En mettant en perspective notre vie économique, nous voyons combien le court terme, notamment financier, a été dangereusement privilégié. Nous faisons aisément le constat de l’érosion de notre qualité de vie couplée à l’absence de responsabilité collective. Le manque d’attention portée aux autres provoque – dans l’entreprise – un gaspillage humain considérable et une inconséquence croissante. Le sens perdu, la priorité du « moi » sur le « nous », engendrent un désengagement majeur qui menace aujourd’hui l’entreprise. Les études sur l’absentéisme mental montre que celui-ci peut représenter jusqu’à 50% de la masse salariale !

La célèbre pyramide de Maslow fonctionne à l’envers ; la défiance provoque insécurité, déficit de reconnaissance, perte d’estime de soi et défaut de réalisation des collaborateurs.

Si le désengagement progresse avec la dégradation du lien, l’engagement se renforce de la qualité de la relation à l’autre, de la communauté d’intérêt à œuvrer ensemble, du sens donné et de la reconnaissance perçue, de la place du « je » dans le projet collectif, du regard porté sur le potentiel de chacun, du soutien managérial, etc.

C’est cette dimension contre-intuitive qui devrait guider la conduite des entreprises à surmonter les nouveaux défis qu’elles ont à affronter. Or, la fragilité des organisations est accentuée par ce défaut de leadership à penser autrement l’entreprise.

D’une communication d’intentions à une communication d’actions

Nous rencontrons des directions générales qui indiquent qu’elles ont pourtant largement communiqué sur leur projet stratégique et leurs plans de développement, notamment lors de grandes conventions internes. Mais la déclinaison opérationnelle de ces plans dans les missions des équipes et de chaque collaborateur est souvent bâclée, voire réduite à une batterie de KPI (d’indicateurs) et de livrables individuels. Les performances individuelles, et tout ce qui permet de les mesurer, ne mettent pas en perspective les contributions de chacun avec le résultat final.

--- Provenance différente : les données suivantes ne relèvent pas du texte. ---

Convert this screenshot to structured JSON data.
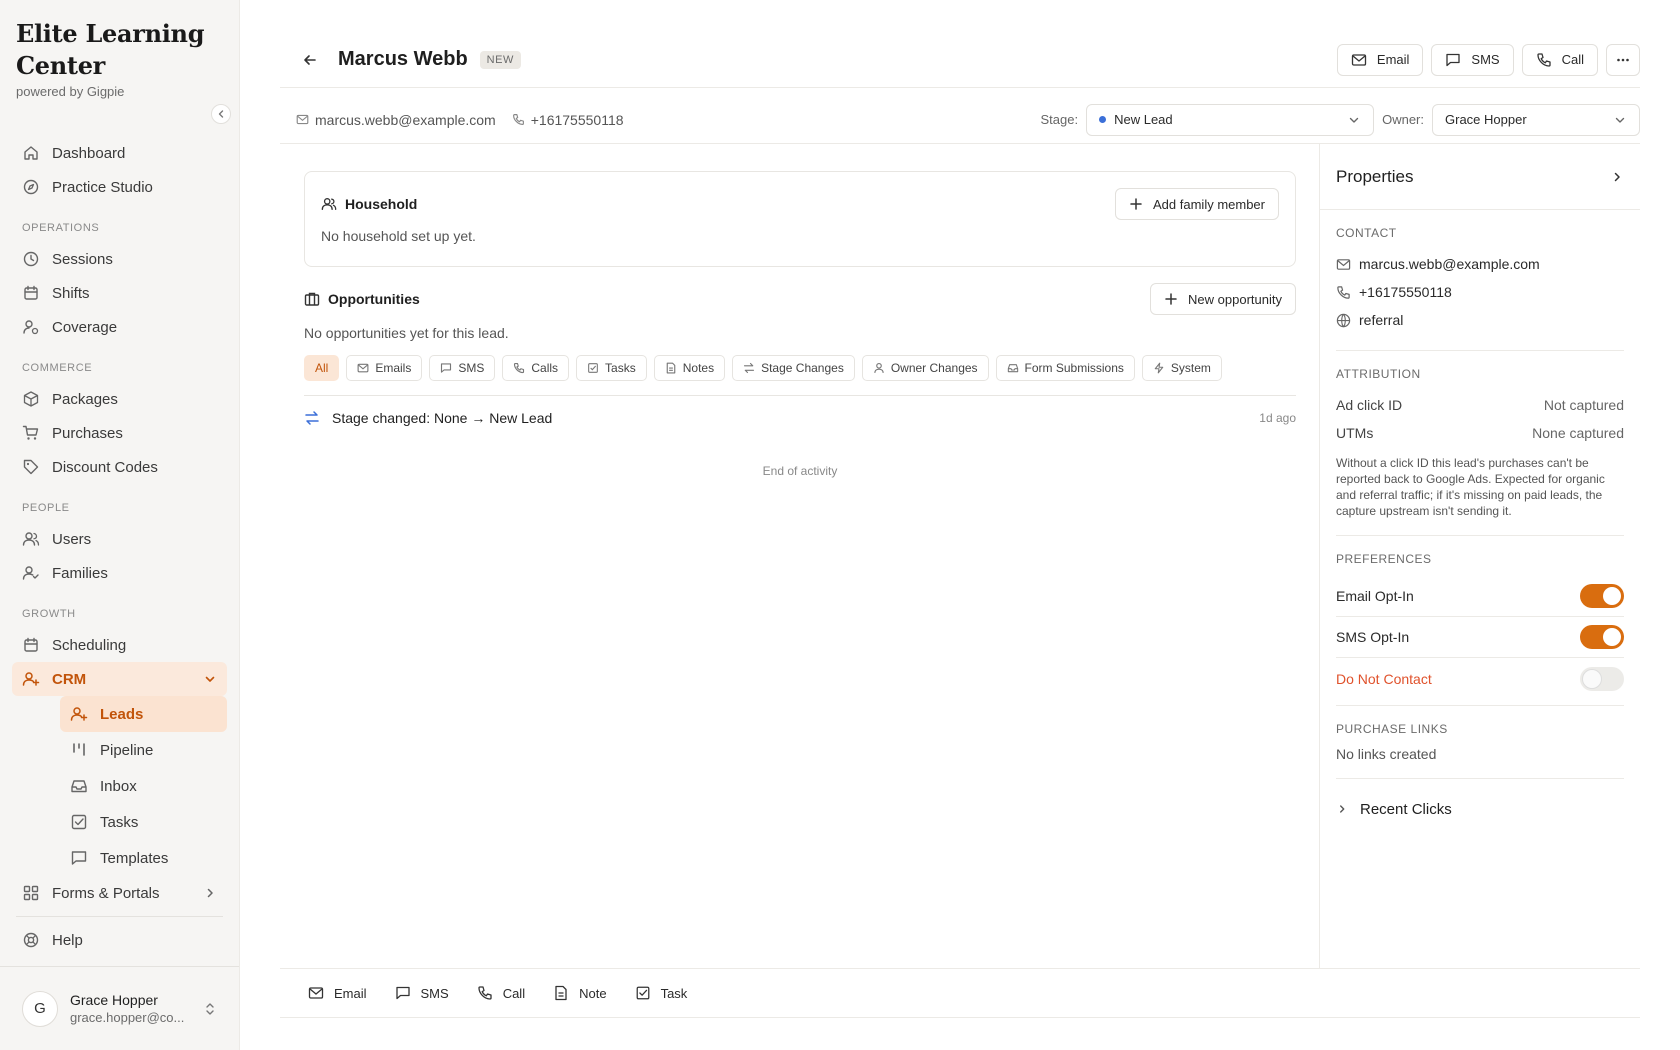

Attention à la dissonance des messages

La mesure que nous pratiquons de la dissonance, entre les messages émis et les messages perçus par les collaborateurs, révèlent des écarts importants. Cet écart traduit les malentendus qui s’additionnent et qui perturbent la relation au management. Dans une grande entreprise en transformation, la cartographie de résilience a souligné deux points : un rythme de changement trop rapide et épuisant et de plus une dissonance des messages du Président. En effet, le Président affirmait dans sa communication interne son attachement à un rythme humain de changement, tandis que les managers intermédiaires – pour se faire bien voir – forçaient le pas en épuisant leurs équipes. Cette dissonance dans les messages perçus par les collaborateurs ont été clairement un frein à leur plein engagement pourtant acquis au départ.

Dans un contexte où l’entreprise ne peut plus répondre au besoin de sécurité de l’emploi des salariés, elle doit davantage clarifier ses attentes et ses propres engagements pour stimuler celui de chaque collaborateur.

Si l’entreprise veut des talents et non plus des ressources, elle doit créer – même dans des périodes de défis – les conditions de leur expression en proposant des rôles et des missions dans lesquelles ils pourront s’épanouir, se réaliser individuellement et collectivement.

La reconnaissance du potentiel de chacun à contribuer aux projets de l’entreprise est une source d’engagement qui se renforce lorsque la finalité de l’entreprise et celle du travail de chacun s’alignent, que les initiatives se développent.

Le rôle du leader est celui de réussir cette alignement des talents, des rôles et de la finalité du projet en s’engageant sur le respect des moyens accordés, l’écoute mutuelle, le partage des idées, le métissage des cultures.

Oui, la fragilité actuelle des entreprises révèle bien une crise du leadership !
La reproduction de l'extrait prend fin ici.